Als tiener had Bulat Khalilov een enorme hekel aan de cultuur waarin hij opgroeide. Inmiddels is hij met zijn label Ored Recordings een van de vaandeldragers geworden van traditionele volksmuziek uit de gehele Kaukasus. De afgelopen jaren reisde hij langs talloze etnische groepen in de regio om field recordings te maken van diepgewortelde muzikale tradities. Wat begon uit een soort naïeve nieuwsgierigheid naar “coole muziek” werd een gepassioneerde missie om al die tradities (nog meer) leven in te blazen.
Tekst: Ruben van Dijk
Foto: Alisa Lyudinshina
Abchazen, Pontische Grieken, Dargiërs, Tsjetsjenen, Laken en Kalmukken. Het is je vergeven als je niet bekend bent met alle etnische groepen in alleen al het Russische gedeelte van de Kaukasus. Het is een postzegel binnen het grootste land op Aarde, waarbinnen desalniettemin een enorme veelheid aan verschillende talen en culturen bestaat. Bulat Khalilov, zelf van Circassische afkomst en woonachtig in Nalchik, de hoofdstad van deelrepubliek Kabardino-Balkaria, weet hoe zeer die verschillende groepen langs elkaar kunnen leven. “De mensen in Tsjetsjenië weten níéts over Kabardino-Balkaria; de mensen in Dagestan hebben geen idee wat er zich in Tsjetsjenië afspeelt.
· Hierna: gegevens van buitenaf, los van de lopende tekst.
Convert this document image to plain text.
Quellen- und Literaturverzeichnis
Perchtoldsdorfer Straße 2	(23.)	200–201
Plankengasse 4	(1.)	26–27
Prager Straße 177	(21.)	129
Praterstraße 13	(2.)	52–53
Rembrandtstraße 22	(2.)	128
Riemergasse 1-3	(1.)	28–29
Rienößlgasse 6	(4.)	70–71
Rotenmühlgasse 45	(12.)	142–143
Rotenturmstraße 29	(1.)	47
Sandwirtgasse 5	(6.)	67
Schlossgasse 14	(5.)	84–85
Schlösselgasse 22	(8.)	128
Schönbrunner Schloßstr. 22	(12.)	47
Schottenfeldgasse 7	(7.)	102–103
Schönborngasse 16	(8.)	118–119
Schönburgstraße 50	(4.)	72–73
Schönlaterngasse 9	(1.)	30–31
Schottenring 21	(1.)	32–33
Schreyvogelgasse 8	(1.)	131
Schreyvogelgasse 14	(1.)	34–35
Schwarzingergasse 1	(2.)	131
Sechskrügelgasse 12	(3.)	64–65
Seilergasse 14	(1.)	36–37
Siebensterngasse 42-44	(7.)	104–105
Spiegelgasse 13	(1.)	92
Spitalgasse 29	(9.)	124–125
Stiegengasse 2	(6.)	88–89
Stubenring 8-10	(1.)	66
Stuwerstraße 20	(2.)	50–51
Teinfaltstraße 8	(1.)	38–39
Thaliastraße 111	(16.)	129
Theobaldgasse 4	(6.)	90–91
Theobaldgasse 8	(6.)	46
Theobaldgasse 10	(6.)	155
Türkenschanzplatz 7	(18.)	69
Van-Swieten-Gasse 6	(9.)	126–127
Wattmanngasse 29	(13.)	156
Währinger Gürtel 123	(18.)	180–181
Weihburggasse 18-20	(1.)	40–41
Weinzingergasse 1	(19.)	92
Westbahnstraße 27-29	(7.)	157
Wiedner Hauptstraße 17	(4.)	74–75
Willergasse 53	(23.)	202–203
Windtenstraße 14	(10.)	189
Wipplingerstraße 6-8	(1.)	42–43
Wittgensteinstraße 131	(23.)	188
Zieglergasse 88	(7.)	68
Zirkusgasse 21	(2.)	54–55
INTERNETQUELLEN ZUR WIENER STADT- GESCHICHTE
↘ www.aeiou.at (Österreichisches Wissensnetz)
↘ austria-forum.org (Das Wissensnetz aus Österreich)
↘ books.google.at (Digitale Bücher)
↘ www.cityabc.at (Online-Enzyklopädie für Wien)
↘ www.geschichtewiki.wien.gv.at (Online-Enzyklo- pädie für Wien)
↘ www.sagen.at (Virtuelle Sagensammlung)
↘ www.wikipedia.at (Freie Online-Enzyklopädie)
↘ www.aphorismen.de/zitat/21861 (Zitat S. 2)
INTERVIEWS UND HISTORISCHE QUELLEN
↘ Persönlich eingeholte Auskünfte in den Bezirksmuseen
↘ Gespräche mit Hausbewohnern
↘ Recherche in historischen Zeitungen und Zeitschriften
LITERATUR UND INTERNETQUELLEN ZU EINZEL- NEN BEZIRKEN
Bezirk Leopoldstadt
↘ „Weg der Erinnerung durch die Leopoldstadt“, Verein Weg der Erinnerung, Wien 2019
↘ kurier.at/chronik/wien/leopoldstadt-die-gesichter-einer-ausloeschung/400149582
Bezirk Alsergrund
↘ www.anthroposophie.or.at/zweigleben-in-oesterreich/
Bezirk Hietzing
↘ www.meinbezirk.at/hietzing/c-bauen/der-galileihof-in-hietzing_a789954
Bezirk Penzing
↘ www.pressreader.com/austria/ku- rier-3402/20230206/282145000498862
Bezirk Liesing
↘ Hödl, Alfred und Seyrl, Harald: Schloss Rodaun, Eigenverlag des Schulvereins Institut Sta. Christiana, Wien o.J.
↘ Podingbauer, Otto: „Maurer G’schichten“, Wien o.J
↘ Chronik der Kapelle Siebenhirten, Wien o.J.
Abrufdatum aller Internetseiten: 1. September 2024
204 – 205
We zijn cultureel sterk verwant en tegelijkertijd volledig van elkaar afgesloten.”
Khalilov kende zijn eigen cultuur al nauwelijks, laat staat die van alle naburige deelrepublieken. “Ik was als tiener dol op muziek – eerst was dat vooral rockmuziek, later gothic en black metal. Ik zocht bewust naar vreemde dingen, dingen die ongebruikelijk klonken, maar alle ‘traditionele Circassische muziek’ die ik kende was popmuziek, hele goedkope turbofolk. En voor een black metal-fan is dat verschrikkelijk. Ik keek naar Noorwegen, waar ze een echte black metal-scene hadden, en naar Berlijn, waar er een geweldige elektronische scene was, en ik dacht: is dít nou onze cultuur? Ik haatte het.”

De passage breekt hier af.